As the discretization is refined, the forward Markov chain converges to a stochastic differential equation (SDE) that describes x_t with a deterministic drift and an infinitesimal diffusion term — this forward SDE corresponds to the encoder diffusion.

  • The exact reverse-time process that maps noise back to data is another SDE whose drift depends explicitly on the time-dependent score function of the forward marginal at time t.
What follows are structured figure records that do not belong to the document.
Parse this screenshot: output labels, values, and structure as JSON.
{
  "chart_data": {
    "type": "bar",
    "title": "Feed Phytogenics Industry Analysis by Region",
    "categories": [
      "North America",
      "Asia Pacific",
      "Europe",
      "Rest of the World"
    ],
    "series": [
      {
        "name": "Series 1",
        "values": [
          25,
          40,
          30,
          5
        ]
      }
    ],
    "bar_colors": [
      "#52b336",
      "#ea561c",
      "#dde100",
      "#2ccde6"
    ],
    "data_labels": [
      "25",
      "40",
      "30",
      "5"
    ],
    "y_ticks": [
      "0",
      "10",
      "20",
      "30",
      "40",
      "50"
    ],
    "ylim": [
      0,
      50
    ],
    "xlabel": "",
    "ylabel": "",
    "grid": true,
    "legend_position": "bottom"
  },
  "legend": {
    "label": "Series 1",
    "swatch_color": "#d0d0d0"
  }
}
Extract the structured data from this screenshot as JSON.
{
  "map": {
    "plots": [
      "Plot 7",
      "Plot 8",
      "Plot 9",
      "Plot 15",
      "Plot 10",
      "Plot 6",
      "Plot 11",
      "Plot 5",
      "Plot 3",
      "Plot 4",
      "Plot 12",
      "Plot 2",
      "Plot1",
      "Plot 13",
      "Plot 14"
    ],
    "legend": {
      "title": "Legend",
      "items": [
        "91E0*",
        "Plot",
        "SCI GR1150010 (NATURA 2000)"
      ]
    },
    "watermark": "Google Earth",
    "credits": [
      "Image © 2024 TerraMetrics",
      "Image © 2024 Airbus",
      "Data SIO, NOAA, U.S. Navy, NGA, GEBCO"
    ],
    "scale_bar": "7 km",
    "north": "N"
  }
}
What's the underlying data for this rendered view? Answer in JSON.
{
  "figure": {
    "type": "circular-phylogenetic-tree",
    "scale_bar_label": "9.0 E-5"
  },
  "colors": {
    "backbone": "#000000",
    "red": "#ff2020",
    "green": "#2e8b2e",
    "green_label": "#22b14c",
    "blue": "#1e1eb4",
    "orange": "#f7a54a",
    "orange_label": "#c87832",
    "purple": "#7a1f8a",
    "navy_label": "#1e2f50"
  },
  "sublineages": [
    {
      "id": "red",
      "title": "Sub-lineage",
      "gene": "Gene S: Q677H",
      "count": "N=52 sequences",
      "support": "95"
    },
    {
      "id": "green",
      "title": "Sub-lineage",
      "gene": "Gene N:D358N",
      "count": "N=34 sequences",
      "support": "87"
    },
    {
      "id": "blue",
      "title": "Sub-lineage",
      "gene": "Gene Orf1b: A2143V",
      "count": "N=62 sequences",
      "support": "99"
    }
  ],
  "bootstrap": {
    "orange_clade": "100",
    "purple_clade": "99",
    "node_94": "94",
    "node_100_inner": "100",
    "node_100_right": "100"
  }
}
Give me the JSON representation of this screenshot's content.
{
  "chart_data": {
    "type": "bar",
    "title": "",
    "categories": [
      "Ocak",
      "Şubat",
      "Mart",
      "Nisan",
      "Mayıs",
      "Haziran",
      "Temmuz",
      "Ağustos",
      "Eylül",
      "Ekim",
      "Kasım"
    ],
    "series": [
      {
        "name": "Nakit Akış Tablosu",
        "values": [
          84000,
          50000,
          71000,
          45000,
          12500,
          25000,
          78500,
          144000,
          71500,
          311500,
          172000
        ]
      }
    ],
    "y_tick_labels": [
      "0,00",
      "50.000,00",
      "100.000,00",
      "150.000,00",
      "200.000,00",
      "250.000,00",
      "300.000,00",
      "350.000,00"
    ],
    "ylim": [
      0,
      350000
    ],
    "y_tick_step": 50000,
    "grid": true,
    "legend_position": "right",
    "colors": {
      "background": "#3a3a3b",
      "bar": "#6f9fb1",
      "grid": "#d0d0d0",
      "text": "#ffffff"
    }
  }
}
Therefore, an accurate time-dependent score model s_theta(x, t) is sufficient to characterize the exact reverse dynamics.
  • In practice:
    • The learned score network evaluates s_theta(x, t).
    • Numerical SDE solvers discretize the reverse SDE to generate samples.
    • Different solver families — predictor, corrector, or predictor–corrector — correspond to different sampling algorithms and discretization strategies.
  • Score-based sampling methods often interleave deterministic score-driven updates with localized MCMC or Langevin corrections to control numerical error; DDPM corresponds to a specific Euler–Maruyama discretization, while score-based frameworks can use more sophisticated integrators for improved trade-offs.

The diffusion SDE admits an equivalent deterministic probability-flow ODE with identical time-marginals, enabling invertible flow formulations and exact likelihood computation

There exists a probability-flow ordinary differential equation (ODE) whose solution paths are deterministic and whose marginals at each time match those of the original SDE; the ODE drift can be expressed in terms of the score function and known SDE coefficients.

  • Because the ODE mapping from xT to x0 is deterministic (and typically invertible), it defines a continuous normalizing flow and therefore permits exact likelihood evaluation via the change-of-variables formula by integrating the instantaneous Jacobian trace along the ODE trajectory.
  • Converting a diffusion model to this deterministic flow requires the same time-dependent score estimates used for the reverse SDE, so both likelihoods and efficient deterministic sampling depend critically on score accuracy.
  • The ODE perspective offers two principal advantages:
    • Deterministic, potentially faster sampling using advanced ODE solvers.
    • Access to exact likelihoods for evaluation, likelihood-based training, or model comparison.